Он был очень уверен в себе.
Я рассердился:
— Вы можете сделать это, применив силу. Но я найду на вас управу в губернии. Вы покрываете убийц, ваш пристав порочил законы империи, говорил, что убийством шляхтича Свециловича вы не намерены заниматься.
Лицо судьи покрылось апоплексической малиновой краской. Он вытянул шею, как гусак, и прошипел:
— А свидзецели этава разгавора, уважаемый пан Беларецкий, у вас есть? Свидзецели? Где ани?

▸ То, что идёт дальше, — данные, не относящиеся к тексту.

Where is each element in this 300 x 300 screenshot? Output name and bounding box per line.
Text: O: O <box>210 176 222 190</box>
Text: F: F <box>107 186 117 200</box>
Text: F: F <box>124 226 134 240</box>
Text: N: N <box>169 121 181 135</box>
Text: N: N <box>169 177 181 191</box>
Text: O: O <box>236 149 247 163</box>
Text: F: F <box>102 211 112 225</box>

Адвокат, как достойный представитель примиряющего начала в российском суде, обворожительно улыбнулся:
— Натуральна, пану Белорецкому нету свидетель. И вообще, это ест глюпост: пристав не мог это сказать. Пан Белорецкий это себе просто представить, аппонента слова он не схватить.
Он достал из бонбоньерки монпансье, бросил в рот, почмокал губами и добавил:
— Нам, дворянам, положение от пан Белорецкий есть особенно понятный. Мы не хотим вам неприятно делать. Пускай вас тихо и мирно отсюда ехать. Тогда все здесь, как говорить, образуется, и мы дело заминать будем… Ну-с, гут?